Although necessary, Doctor Gendreau’s departure failed to give the Radium Institute the renewed energy it needed to escape this vicious circle. Problems with facilities, issues of funding and uneasy work relations prevented the centre from remaining at the forefront of the fight against cancer in Québec.

Black and white photograph of a room with lacquered wooden walls and tiled floors. The room is furnished with a hospital bed, cabinets, a wheeled table full of medical equipment, and several machines consisting of large glass and steel tanks.

Treatment unit at the Radium Institute, 1943

In 1926, relocation of the Institute to the Maisonneuve borough had forced it to temporarily abandon its role as a pioneer in scientific research while the Université de Montréal’s new medical faculty was being built. Sadly, the Great Depression of 1929 had delayed construction so much that when the faculty was finally completed in 1942, the Radium Institute no longer figured in its plans.

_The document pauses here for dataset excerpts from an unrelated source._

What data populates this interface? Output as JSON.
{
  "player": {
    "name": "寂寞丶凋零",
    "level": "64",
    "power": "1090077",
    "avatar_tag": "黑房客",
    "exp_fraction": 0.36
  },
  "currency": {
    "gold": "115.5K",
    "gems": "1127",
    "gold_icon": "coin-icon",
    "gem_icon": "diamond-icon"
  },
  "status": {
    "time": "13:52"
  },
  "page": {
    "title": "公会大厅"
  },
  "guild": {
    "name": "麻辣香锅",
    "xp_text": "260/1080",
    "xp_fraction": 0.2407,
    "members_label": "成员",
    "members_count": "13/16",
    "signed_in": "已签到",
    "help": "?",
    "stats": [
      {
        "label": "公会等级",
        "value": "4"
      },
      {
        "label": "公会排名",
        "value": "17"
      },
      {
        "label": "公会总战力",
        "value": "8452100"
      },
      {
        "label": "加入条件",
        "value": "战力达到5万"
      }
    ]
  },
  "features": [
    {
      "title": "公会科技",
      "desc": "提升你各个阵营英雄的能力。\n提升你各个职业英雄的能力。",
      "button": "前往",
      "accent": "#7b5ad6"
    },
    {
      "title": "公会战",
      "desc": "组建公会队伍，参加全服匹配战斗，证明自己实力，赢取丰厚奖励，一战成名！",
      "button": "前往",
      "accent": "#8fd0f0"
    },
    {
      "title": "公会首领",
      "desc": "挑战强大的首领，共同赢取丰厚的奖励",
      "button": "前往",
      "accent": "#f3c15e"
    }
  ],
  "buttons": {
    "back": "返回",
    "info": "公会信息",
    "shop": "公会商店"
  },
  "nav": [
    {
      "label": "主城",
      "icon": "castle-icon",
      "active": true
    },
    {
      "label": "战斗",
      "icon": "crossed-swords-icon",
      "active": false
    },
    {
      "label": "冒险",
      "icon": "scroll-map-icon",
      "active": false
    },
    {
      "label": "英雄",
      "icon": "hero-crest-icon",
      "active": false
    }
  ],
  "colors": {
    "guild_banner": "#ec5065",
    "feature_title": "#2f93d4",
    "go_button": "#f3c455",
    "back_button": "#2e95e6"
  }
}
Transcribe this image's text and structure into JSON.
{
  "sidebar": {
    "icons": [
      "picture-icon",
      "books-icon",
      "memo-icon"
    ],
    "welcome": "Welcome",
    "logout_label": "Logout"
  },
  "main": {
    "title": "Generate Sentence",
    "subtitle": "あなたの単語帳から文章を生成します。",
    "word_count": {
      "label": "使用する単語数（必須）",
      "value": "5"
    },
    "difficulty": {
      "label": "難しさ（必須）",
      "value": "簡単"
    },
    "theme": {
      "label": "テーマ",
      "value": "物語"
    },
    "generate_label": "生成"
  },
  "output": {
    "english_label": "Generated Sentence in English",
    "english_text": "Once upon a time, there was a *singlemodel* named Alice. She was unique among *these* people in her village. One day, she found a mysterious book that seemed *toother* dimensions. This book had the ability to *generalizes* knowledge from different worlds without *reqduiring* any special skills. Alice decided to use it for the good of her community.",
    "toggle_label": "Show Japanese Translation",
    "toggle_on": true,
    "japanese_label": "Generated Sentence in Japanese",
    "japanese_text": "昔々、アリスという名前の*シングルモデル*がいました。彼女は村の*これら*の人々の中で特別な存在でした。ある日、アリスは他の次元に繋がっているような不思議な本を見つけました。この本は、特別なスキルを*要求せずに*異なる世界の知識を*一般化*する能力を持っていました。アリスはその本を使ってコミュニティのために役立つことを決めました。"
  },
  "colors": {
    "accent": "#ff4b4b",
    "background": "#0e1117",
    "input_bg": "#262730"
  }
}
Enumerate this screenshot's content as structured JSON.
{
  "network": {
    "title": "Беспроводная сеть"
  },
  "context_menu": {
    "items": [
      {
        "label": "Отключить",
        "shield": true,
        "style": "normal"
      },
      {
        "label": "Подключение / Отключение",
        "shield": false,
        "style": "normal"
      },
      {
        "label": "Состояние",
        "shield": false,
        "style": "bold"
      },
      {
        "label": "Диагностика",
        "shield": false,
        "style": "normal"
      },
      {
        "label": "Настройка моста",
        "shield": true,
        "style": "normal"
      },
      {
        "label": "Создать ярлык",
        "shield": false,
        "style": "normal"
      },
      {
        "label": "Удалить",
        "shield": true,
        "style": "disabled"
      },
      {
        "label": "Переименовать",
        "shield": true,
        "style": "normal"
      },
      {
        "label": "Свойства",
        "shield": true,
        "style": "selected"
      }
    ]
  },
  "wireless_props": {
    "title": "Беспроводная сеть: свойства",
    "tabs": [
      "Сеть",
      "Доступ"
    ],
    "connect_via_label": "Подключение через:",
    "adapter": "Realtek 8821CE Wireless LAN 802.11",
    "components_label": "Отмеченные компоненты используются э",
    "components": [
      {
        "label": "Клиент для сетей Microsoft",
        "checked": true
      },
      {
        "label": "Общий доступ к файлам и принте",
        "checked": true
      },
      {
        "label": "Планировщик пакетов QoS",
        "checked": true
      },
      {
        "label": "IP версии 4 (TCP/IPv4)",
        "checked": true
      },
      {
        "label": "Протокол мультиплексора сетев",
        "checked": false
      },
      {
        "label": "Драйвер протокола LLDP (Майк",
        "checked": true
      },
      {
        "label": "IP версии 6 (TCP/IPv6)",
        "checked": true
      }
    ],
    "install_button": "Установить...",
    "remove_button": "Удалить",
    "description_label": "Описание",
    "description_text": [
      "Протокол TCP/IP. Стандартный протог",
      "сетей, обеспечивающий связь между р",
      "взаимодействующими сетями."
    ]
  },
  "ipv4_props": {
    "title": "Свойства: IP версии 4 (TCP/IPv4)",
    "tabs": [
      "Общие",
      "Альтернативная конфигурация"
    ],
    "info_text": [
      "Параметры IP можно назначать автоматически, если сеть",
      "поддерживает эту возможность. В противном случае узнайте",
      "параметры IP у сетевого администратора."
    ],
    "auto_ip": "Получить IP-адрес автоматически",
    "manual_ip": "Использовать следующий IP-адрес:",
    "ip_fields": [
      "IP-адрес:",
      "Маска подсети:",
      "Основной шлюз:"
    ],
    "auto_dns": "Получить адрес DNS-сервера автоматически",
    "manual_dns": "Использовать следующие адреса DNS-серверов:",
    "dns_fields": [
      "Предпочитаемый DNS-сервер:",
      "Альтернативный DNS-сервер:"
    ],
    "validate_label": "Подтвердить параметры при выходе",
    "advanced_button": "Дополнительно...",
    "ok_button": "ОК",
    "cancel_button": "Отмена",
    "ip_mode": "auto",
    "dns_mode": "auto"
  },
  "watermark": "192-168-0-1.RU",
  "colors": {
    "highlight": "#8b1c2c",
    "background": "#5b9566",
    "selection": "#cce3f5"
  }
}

Black and white photograph of a room with a high ceiling well lit by two large windows filtered by thin curtains. Three beds are clearly visible in the image and arranged to accommodate machine installations on top. The three machines look like metal boxes and one of them looks like a large barrel lying lengthwise.

A lab at Montréal’s Radium Institute, circa 1935

After the Second World War, it became obvious that radium was not the miracle cure for cancer we had expected it to be. Québec doctors were already turning to simpler and less dangerous radiology treatments that did not use radium. Lack of funding for the Radium Institute prevented it from keeping up with the recent progress in the field. It could not afford, for instance, machines that used cobalt-60, a now essential isotope in the fight against cancer in the 1950s.

Montage of two images. On the left, a woman and a man are adjusting the placement of a large suspended telescopic machine. The two people seem to be pointing it toward a metal tank filled with water. On the right, a technical drawing in black on white. In English, the names of the parts and materials are listed. The image's resolution prevents reading the names of the parts, but the materials legend can be read: Lead; Steel; Heavy metal.

(Left) “Cobalt bomb” used by physics students, circa 1951 (Right) Schematics for a cobalt-60 device, date unknown

In the 1960s, the City of Montréal started to put pressure to reclaim Maisonneuve’s former Town Hall building. It became more and more obvious that the Radium Institute no longer had a place in Québec’s medical community. On March 30, 1967, Doctor Origène Dufresne permanently closed Montréal’s Institut du Radium; a somewhat anticlimactic conclusion to the first chapter of the fight against cancer in Canada.

Black and white photograph of an entrance hall leading to a staircase. The hall has a Beaux-Arts look with marble pillars and white walls. Lights are attached to the pillars and suspended from the ceiling. On the floor, very pale tiled coat of arms can be seen.